If Australian union leaders know anything, it’s how to make themselves feel relevant within establishment circles. The public relations victory that was the Jobs and Skills Summit no doubt has the Australian Council of Trade Unions media department patting itself on the back over national press headlines such as “Bosses wedged”, “Big victory for unions”, “Bosses’ horror” and “Unions win”.

But the histrionics of newspaper headlines are no guide to what’s happening. The share of national income going to workers’ wages is the lowest since records began; the profit share is the highest. And living standards are going backwards at the fastest rate in generations.

To turn any bad situation around, the first thing is to identify the main problem. In Australia, the government, big business and the unions cannot stop talking about productivity, which is just a measure of the amount of goods or services produced by a worker (or a group of workers) in a given amount of time. To increase productivity is to do nothing more than increase economic output per hour worked, something that has been happening decade after decade since capitalism began.

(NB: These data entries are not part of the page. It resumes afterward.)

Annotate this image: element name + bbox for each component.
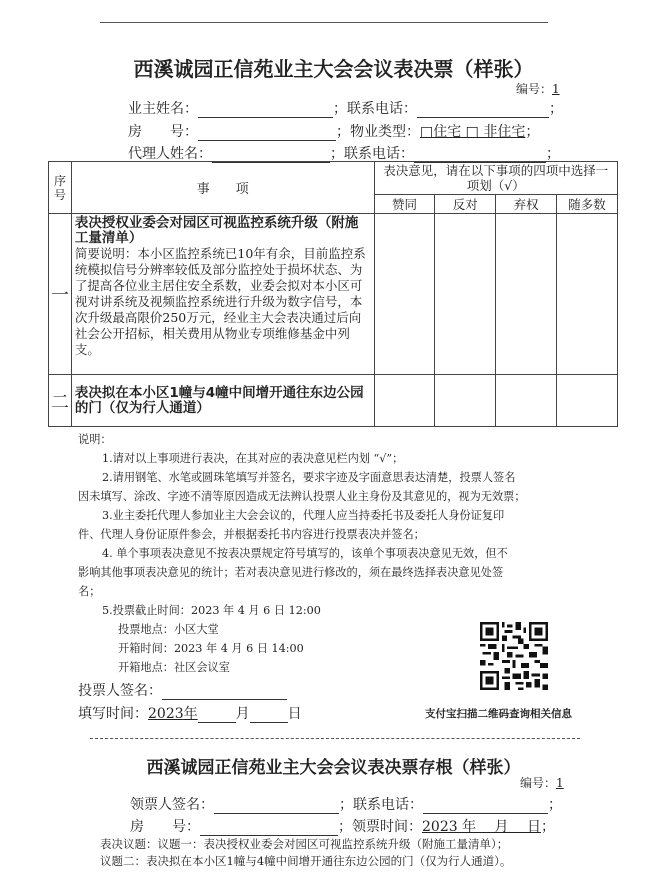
- item-description: 简要说明：本小区监控系统已10年有余，目前监控系统模拟信号分辨率较低及部分监控处于损坏状态、为了提高各位业主居住安全系数，业委会拟对本小区可视对讲系统及视频监控系统进行升级为数字信号，本次升级最高限价250万元，经业主大会表决通过后向社会公开招标，相关费用从物业专项维修基金中列支。: [74, 246, 366, 357]
- top-rule: [100, 22, 548, 23]
- type-value[interactable]: □住宅 □ 非住宅: [420, 124, 526, 140]
- note-8: 开箱地点：社区会议室: [118, 661, 230, 674]
- day-unit: 日: [287, 706, 302, 722]
- vote-cell-oppose[interactable]: [435, 214, 496, 375]
- stub-number-value: 1: [556, 776, 564, 790]
- ballot-number: [516, 80, 560, 97]
- note-4c: 名；: [78, 585, 101, 598]
- stub-topic-2: 议题二：表决拟在本小区1幢与4幢中间增开通往东边公园的门（仅为行人通道）。: [100, 854, 512, 868]
- note-4a: 4. 单个事项表决意见不按表决票规定符号填写的，该单个事项表决意见无效，但不: [102, 547, 508, 560]
- note-6: 投票地点：小区大堂: [118, 623, 219, 636]
- vote-cell-abstain[interactable]: [496, 214, 557, 375]
- room-label: 房 号：: [128, 124, 198, 140]
- voter-sign-field[interactable]: [162, 685, 287, 700]
- opinion-header: 表决意见，请在以下事项的四项中选择一项划（√）: [374, 162, 617, 195]
- phone-label: ；联系电话：: [333, 101, 417, 117]
- vote-table: [48, 161, 618, 427]
- qr-caption: 支付宝扫描二维码查询相关信息: [425, 708, 572, 720]
- owner-row: [128, 98, 563, 118]
- semicolon: ；: [548, 797, 562, 813]
- item-title: 表决授权业委会对园区可视监控系统升级（附施工量清单）: [74, 215, 359, 246]
- fill-day-field[interactable]: [250, 708, 288, 723]
- table-row: [49, 375, 618, 427]
- fill-date-row: [78, 703, 302, 723]
- receiver-label: 领票人签名：: [130, 797, 214, 813]
- item-number: 一: [49, 214, 72, 375]
- note-2b: 因未填写、涂改、字迹不清等原因造成无法辨认投票人业主身份及其意见的，视为无效票；: [78, 490, 526, 503]
- type-label: ；物业类型：: [336, 124, 420, 140]
- option-agree: 赞同: [374, 195, 435, 214]
- stub-room-row: [130, 816, 555, 836]
- vote-cell-oppose[interactable]: [435, 375, 496, 427]
- semicolon: ；: [546, 146, 560, 162]
- receive-time-label: ；领票时间：: [338, 819, 422, 835]
- year-unit: 年: [183, 706, 198, 722]
- note-3a: 3.业主委托代理人参加业主大会会议的，代理人应当持委托书及委托人身份证复印: [102, 509, 505, 522]
- stub-receiver-row: [130, 794, 562, 814]
- note-4b: 影响其他事项表决意见的统计；若对表决意见进行修改的，须在最终选择表决意见处签: [78, 566, 504, 579]
- number-value: 1: [552, 82, 560, 96]
- phone-field[interactable]: [417, 103, 549, 118]
- number-label: 编号：: [516, 82, 553, 96]
- stub-topic-1: 表决议题：议题一：表决授权业委会对园区可视监控系统升级（附施工量清单）；: [100, 837, 509, 851]
- semicolon: ；: [549, 101, 563, 117]
- stub-phone-field[interactable]: [423, 799, 548, 814]
- stub-title: 西溪诚园正信苑业主大会会议表决票存根（样张）: [146, 758, 521, 778]
- option-abstain: 弃权: [496, 195, 557, 214]
- receive-time-value[interactable]: 2023 年 月 日: [422, 819, 541, 835]
- item-header: 事 项: [71, 162, 374, 214]
- vote-cell-agree[interactable]: [374, 375, 435, 427]
- notes-heading: 说明：: [78, 433, 112, 446]
- agent-label: 代理人姓名：: [128, 146, 212, 162]
- tear-line: [90, 738, 580, 739]
- owner-name-label: 业主姓名：: [128, 101, 198, 117]
- vote-cell-majority[interactable]: [557, 214, 618, 375]
- ballot-title: 西溪诚园正信苑业主大会会议表决票（样张）: [133, 57, 534, 81]
- stub-phone-label: ；联系电话：: [339, 797, 423, 813]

But the problems that workers face every day have nothing to do with the relative growth of the country’s economic output. Low productivity growth, for example, does not explain the soaring profits and stagnant wages that have become the norm in Australia. It is not the reason that the housing market has become a casino for speculators. It is not driving interest rates, rents and energy prices higher. It is certainly not the reason that people are being turned away every day at hospital emergency departments. 

Pretty much all of these problems, and many more, are related to the distribution of society’s wealth, not the productiveness of the economy. 

So despite all the hue and cry about productivity, this year’s company reporting season brings the promise of $102 billion in dividends for shareholders, described as a “windfall” in the financial press. That’s $102 billion in profits that ASX-listed companies don’t feel the need to reinvest in their own operations or use to pay down corporate debt. 

It’s $102 billion generated by workers, which should have gone to their wages. Enough—from just some of the profits, in one year, from a selection of companies—to build 40 to 50 new hospitals or 300,000 new homes or several new metro train lines in a capital city. 

This is the rub: there are enough resources, and more than enough economic output, for everyone to live a comfortable life. But the value created by workers increasingly has been concentrated and hoarded by a minority of parasites at the top. There are more multi-millionaires and billionaires than ever before, and the wealthiest 1 percent now own as much as the bottom 60 percent.

The union leaders do talk about these things, of course. But identifying a problem is only the first step. The second is formulating a plan to address it. For the ACTU, the strategy is “cooperative” discussions and working together with business owners whose own positions depend on the exploitation of workers. In the parlance of international conflict, citizens who cooperate with invading armies are referred to as collaborators. This is pretty much all the ACTU has to offer: collaborating with the people waging a class war of epic proportions.

It’s never been a winning strategy.

Similar to the recent press coverage of the federal government’s Jobs Summit, the Financial Review’s front-page headline of the Hawke Labor government’s 1983 national economic summit noted that big business was a “rabble” and had been caught “wrong-footed” by the unions and the government at the conference. Yet the next decade of “cooperation” between the ACTU, the ALP and the newly formed Business Council resulted in one of the largest transfers of wealth from the working class to the ruling class in modern Australian history. 

Today, the situation is far worse than in the 1980s. The proportion of workers in trade unions has never been lower. The bargaining position of union leaders at the national level is almost non-existent. Yet the allure of being seen as relevant to a “national conversation” taking place primarily within the circles of the political establishment is enough to have the ACTU run down the same path that led to the ruin of the workers’ movement. (That should be a clear indication of the gulf that exists between the interests of union leaders and those of the workers they purport to represent.)

As the analogy to wartime should make clear, collaboration is not simply muddle-headed; it is criminal. The only way to address the central problem of Australia’s economy—the unequal wealth distribution—is to fight in the same way the bosses do: unceasingly. Every day spent talking “cooperatively” with the class enemy is another day in which workers are ripped off without a challenge to their exploitation, another day in which hundreds of millions of dollars flow to the already wealthy.

While union officials from across the country were safely ensconced in Canberra trying to look important, rail workers in New South Wales continued their eighteen-month-long battle against the state government, enduring slanders and a hostile media while striking for a better deal. Anyone serious about developing a plan or a strategy to deal with the cost-of-living crisis and to lift the living standards of workers would have been there, side by side with rail staff, not shoulder to shoulder with the bosses in the national capital.

The capitalists have made it clear that the thing they fear most is a return to a situation resembling the 1970s, when workers were confident to take militant strike action, driving up wages and creating a sense of pride in revolt, rather than subservience to the bosses. Hence the rail workers have been viewed by the establishment with more hostility than have the ACTU leaders, who put the fear of god into precisely no-one.

It’s that spirit of militancy that needs to be built and fostered again if our side is to have any chance of victories in this class war.